Der Zimmermann prüfte die Plankengänge und tastete im Wasser auf dem Schiffboden herum. Schließlich erstattete er Bericht. »Überall auf dem Schiff gibt es kleinere Leckagen. Auf dem Schiffsboden, an den Seitenwänden und sogar im Deck. Wir müssten das gesamte Unterwasserschiff andichten, Schiffer. Das ist mit Bordmitteln nicht zu schaffen. Und an die undichten Stellen hinter den Spanten kommen wir ohnehin nicht heran.«
Während sich der Schiffer und der Steuermann berieten, machte sich der Zimmermann zu einem weiteren Kontrollgang auf. »Hier!«, rief er plötzlich. »Der Kohlenvorrat für die Kombüse ist in die Bilge gerutscht und hat die Pumpe verstopft.«
Abwechselnd legten sich nun die Matrosen in die schwarze Brühe und versuchten, die Saugkörbe der Pumpe freizuräumen. Doch all die Mühe brachte nichts, denn es hatten sich Kohlenstücke weit oben in den Rohren festgesetzt, an die nicht heranzukommen war. So musste die Besatzung tatenlos zusehen, wie an den undichten Stellen das Wasser ins Schiff plätscherte und der Pegelstand im Raum zunahm.

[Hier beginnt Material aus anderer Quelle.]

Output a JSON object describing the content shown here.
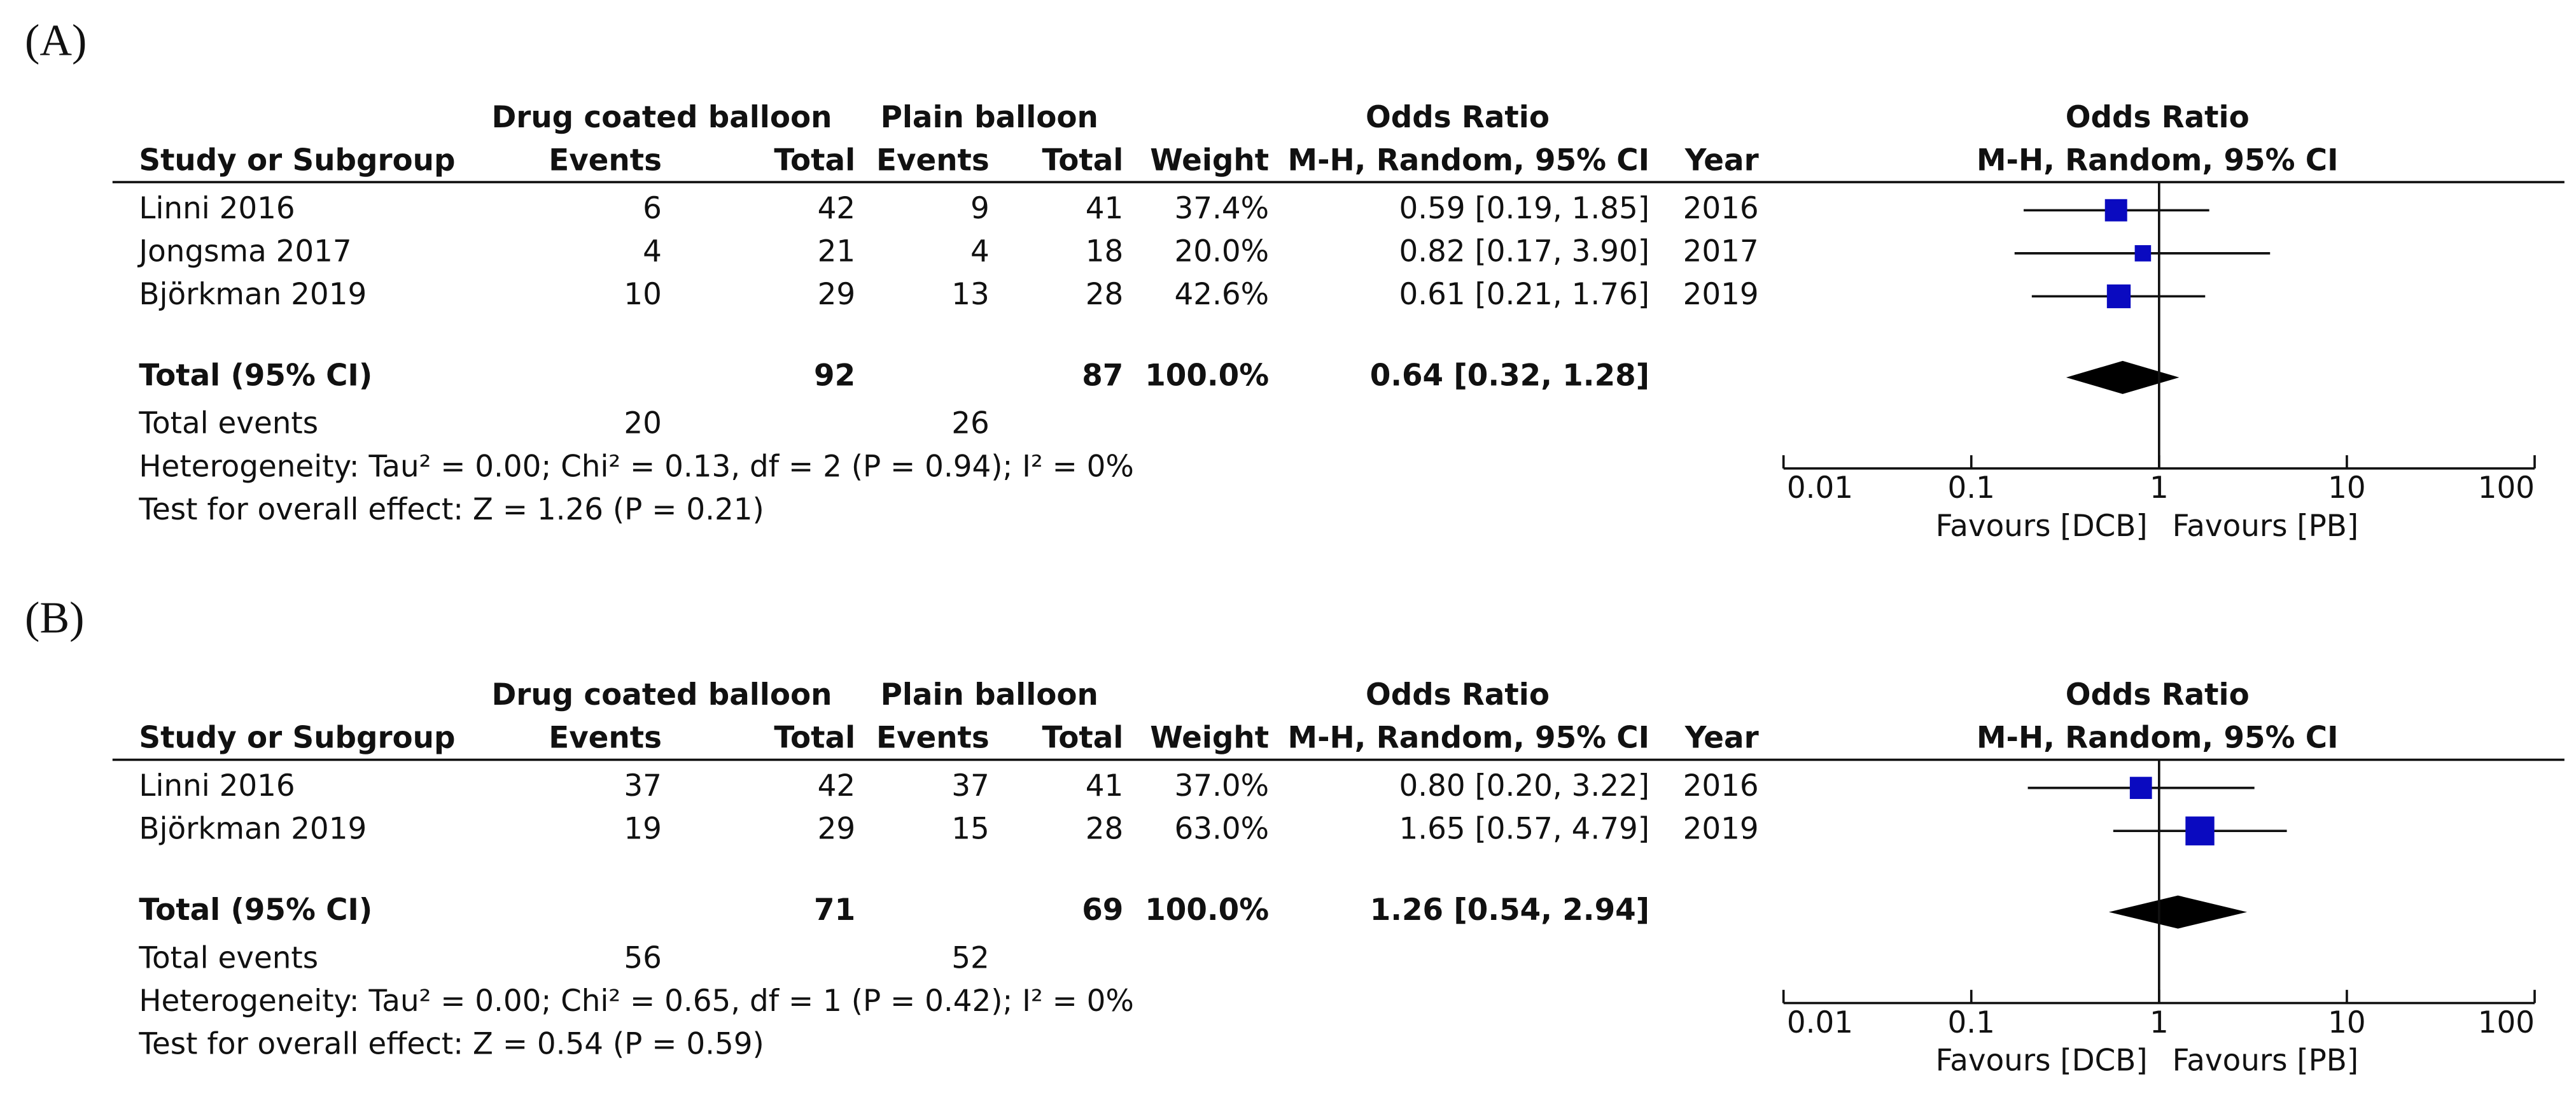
{
  "chart_data": [
    {
      "type": "forest",
      "panel": "(A)",
      "group_headers": [
        "Drug coated balloon",
        "Plain balloon",
        "Odds Ratio",
        "Odds Ratio"
      ],
      "column_headers": [
        "Study or Subgroup",
        "Events",
        "Total",
        "Events",
        "Total",
        "Weight",
        "M-H, Random, 95% CI",
        "Year",
        "M-H, Random, 95% CI"
      ],
      "studies": [
        {
          "name": "Linni 2016",
          "e1": 6,
          "n1": 42,
          "e2": 9,
          "n2": 41,
          "weight": 37.4,
          "weight_label": "37.4%",
          "or": 0.59,
          "lower": 0.19,
          "upper": 1.85,
          "ci_label": "0.59 [0.19, 1.85]",
          "year": 2016
        },
        {
          "name": "Jongsma 2017",
          "e1": 4,
          "n1": 21,
          "e2": 4,
          "n2": 18,
          "weight": 20.0,
          "weight_label": "20.0%",
          "or": 0.82,
          "lower": 0.17,
          "upper": 3.9,
          "ci_label": "0.82 [0.17, 3.90]",
          "year": 2017
        },
        {
          "name": "Björkman 2019",
          "e1": 10,
          "n1": 29,
          "e2": 13,
          "n2": 28,
          "weight": 42.6,
          "weight_label": "42.6%",
          "or": 0.61,
          "lower": 0.21,
          "upper": 1.76,
          "ci_label": "0.61 [0.21, 1.76]",
          "year": 2019
        }
      ],
      "total": {
        "name": "Total (95% CI)",
        "n1": 92,
        "n2": 87,
        "weight": 100.0,
        "weight_label": "100.0%",
        "or": 0.64,
        "lower": 0.32,
        "upper": 1.28,
        "ci_label": "0.64 [0.32, 1.28]"
      },
      "total_events": {
        "label": "Total events",
        "e1": 20,
        "e2": 26
      },
      "heterogeneity": "Heterogeneity: Tau² = 0.00; Chi² = 0.13, df = 2 (P = 0.94); I² = 0%",
      "overall_effect": "Test for overall effect: Z = 1.26 (P = 0.21)",
      "xlim": [
        0.01,
        100
      ],
      "xticks": [
        0.01,
        0.1,
        1,
        10,
        100
      ],
      "log": true,
      "favours_left": "Favours [DCB]",
      "favours_right": "Favours [PB]",
      "color": "#0a0ac0",
      "diamond_color": "#000000"
    },
    {
      "type": "forest",
      "panel": "(B)",
      "group_headers": [
        "Drug coated balloon",
        "Plain balloon",
        "Odds Ratio",
        "Odds Ratio"
      ],
      "column_headers": [
        "Study or Subgroup",
        "Events",
        "Total",
        "Events",
        "Total",
        "Weight",
        "M-H, Random, 95% CI",
        "Year",
        "M-H, Random, 95% CI"
      ],
      "studies": [
        {
          "name": "Linni 2016",
          "e1": 37,
          "n1": 42,
          "e2": 37,
          "n2": 41,
          "weight": 37.0,
          "weight_label": "37.0%",
          "or": 0.8,
          "lower": 0.2,
          "upper": 3.22,
          "ci_label": "0.80 [0.20, 3.22]",
          "year": 2016
        },
        {
          "name": "Björkman 2019",
          "e1": 19,
          "n1": 29,
          "e2": 15,
          "n2": 28,
          "weight": 63.0,
          "weight_label": "63.0%",
          "or": 1.65,
          "lower": 0.57,
          "upper": 4.79,
          "ci_label": "1.65 [0.57, 4.79]",
          "year": 2019
        }
      ],
      "total": {
        "name": "Total (95% CI)",
        "n1": 71,
        "n2": 69,
        "weight": 100.0,
        "weight_label": "100.0%",
        "or": 1.26,
        "lower": 0.54,
        "upper": 2.94,
        "ci_label": "1.26 [0.54, 2.94]"
      },
      "total_events": {
        "label": "Total events",
        "e1": 56,
        "e2": 52
      },
      "heterogeneity": "Heterogeneity: Tau² = 0.00; Chi² = 0.65, df = 1 (P = 0.42); I² = 0%",
      "overall_effect": "Test for overall effect: Z = 0.54 (P = 0.59)",
      "xlim": [
        0.01,
        100
      ],
      "xticks": [
        0.01,
        0.1,
        1,
        10,
        100
      ],
      "log": true,
      "favours_left": "Favours [DCB]",
      "favours_right": "Favours [PB]",
      "color": "#0a0ac0",
      "diamond_color": "#000000"
    }
  ]
}
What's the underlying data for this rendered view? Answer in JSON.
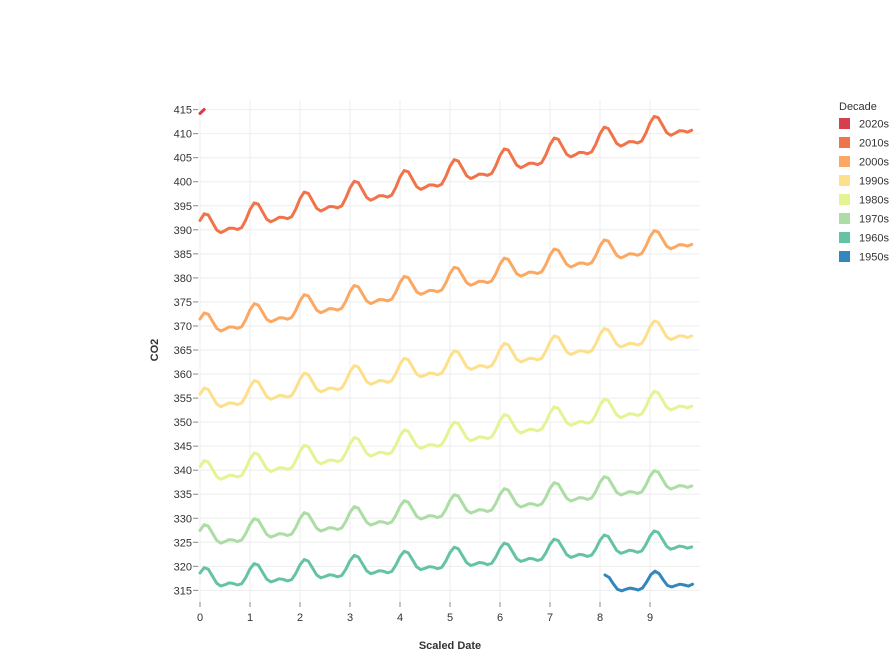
{
  "chart_data": {
    "type": "line",
    "xlabel": "Scaled Date",
    "ylabel": "CO2",
    "xlim": [
      0,
      10
    ],
    "ylim": [
      313,
      417
    ],
    "x_ticks": [
      0,
      1,
      2,
      3,
      4,
      5,
      6,
      7,
      8,
      9
    ],
    "y_ticks": [
      315,
      320,
      325,
      330,
      335,
      340,
      345,
      350,
      355,
      360,
      365,
      370,
      375,
      380,
      385,
      390,
      395,
      400,
      405,
      410,
      415
    ],
    "grid": true,
    "legend": {
      "title": "Decade",
      "placement": "right",
      "entries": [
        "2020s",
        "2010s",
        "2000s",
        "1990s",
        "1980s",
        "1970s",
        "1960s",
        "1950s"
      ]
    },
    "series": [
      {
        "name": "2020s",
        "color": "#d6404e",
        "x_start": 0.0,
        "x_end": 0.15,
        "base": 414.2,
        "slope": 10.0,
        "amp": 0.0
      },
      {
        "name": "2010s",
        "color": "#f1734a",
        "x_start": 0.0,
        "x_end": 9.9,
        "base": 390.0,
        "slope": 2.25,
        "amp": 3.2
      },
      {
        "name": "2000s",
        "color": "#fba862",
        "x_start": 0.0,
        "x_end": 9.9,
        "base": 369.6,
        "slope": 1.9,
        "amp": 3.0
      },
      {
        "name": "1990s",
        "color": "#fde08b",
        "x_start": 0.0,
        "x_end": 9.9,
        "base": 354.0,
        "slope": 1.55,
        "amp": 3.0
      },
      {
        "name": "1980s",
        "color": "#e5f493",
        "x_start": 0.0,
        "x_end": 9.9,
        "base": 338.9,
        "slope": 1.6,
        "amp": 3.0
      },
      {
        "name": "1970s",
        "color": "#abdda4",
        "x_start": 0.0,
        "x_end": 9.9,
        "base": 325.7,
        "slope": 1.25,
        "amp": 2.9
      },
      {
        "name": "1960s",
        "color": "#65c3a5",
        "x_start": 0.0,
        "x_end": 9.9,
        "base": 316.9,
        "slope": 0.85,
        "amp": 2.8
      },
      {
        "name": "1950s",
        "color": "#3288bd",
        "x_start": 8.1,
        "x_end": 9.9,
        "base": 315.8,
        "slope": 0.8,
        "amp": 2.4
      }
    ]
  }
}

»Vielleicht können wir das Wasser mit Eimern aus dem Raum holen«, schlug der Steuermann vor.
Schiffer Schütz blickte über die See. Gerade wieder hatte eine Welle das Schiff getroffen. Die Luna neigte sich zur Seite, eine See kam über die Reling und setzte das Deck unter Wasser. »Das bringt überhaupt nichts«, sagte er. »Dazu müssten wir die Luke öffnen, doch dann schlägt mehr Wasser in den Raum, als wir herausschöpfen können.«
Im Stillen musste Steuermann Kolmorgen seinem Vorgesetzten Recht geben.
Am 12. Oktober stand das Wasser bereits kniehoch. Der Schiffer und der Steuermann zogen sich zur Beratung in die Kajüte zurück, während der Zimmermann und die Matrosen wieder einmal erfolglos versuchten, die Pumpe in Betrieb zu nehmen.
»Das viele Wasser im Laderaum macht der Luna schwer zu schaffen«, sagte der Steuermann, »sie lässt sich kaum noch steuern.«
Der Schiffer nickte.
»Und der Wind hat noch einmal zugelegt. Wir haben jetzt 11 Beaufort, in Böen 12. Wir treiben zurück, weg von der Küste.«
Wieder nickte der Schiffer.
Die beiden Männer horchten auf das Brausen des Orkans, das Dröhnen der Brecher an der Bordwand, das Rauschen des Wassers im Laderaum, das Ächzen und Stöhnen der Schiffsverbände. Schiffer Schütz trat an den Kajüttisch und blickte lange in die Seekarte. »Wir ändern den Kurs«, sagte er schließlich. »Wir segeln über die Nordsee mit Wind von achtern. Wir werden einen norwegischen Hafen ansteuern und das Schiff dort reparieren lassen.«
Steuermann Kolmorgen schreckte vor dieser ungeheuren Ankündigung zurück. Es grenzte an Wahnsinn, mit diesem leckenden Kahn quer über die Nordsee zu fahren. Da brauchte nur der Wind zu wechseln – und schon trieben sie hilflos mitten im Meer, bis ihnen das Wasser bis zum Hals stand. Andererseits gab es wohl keine Alternative, sosehr der Steuermann auch danach suchte.
Die Fahrt vor Wind und Wellen entlastete das Schiff zwar etwas, doch ungeachtet dessen stieg das Wasser im Laderaum weiter an.
»Ob wir es noch schaffen?«, fragte einer der Matrosen im Logis.
Die anderen zuckten hilflos mit den Schultern.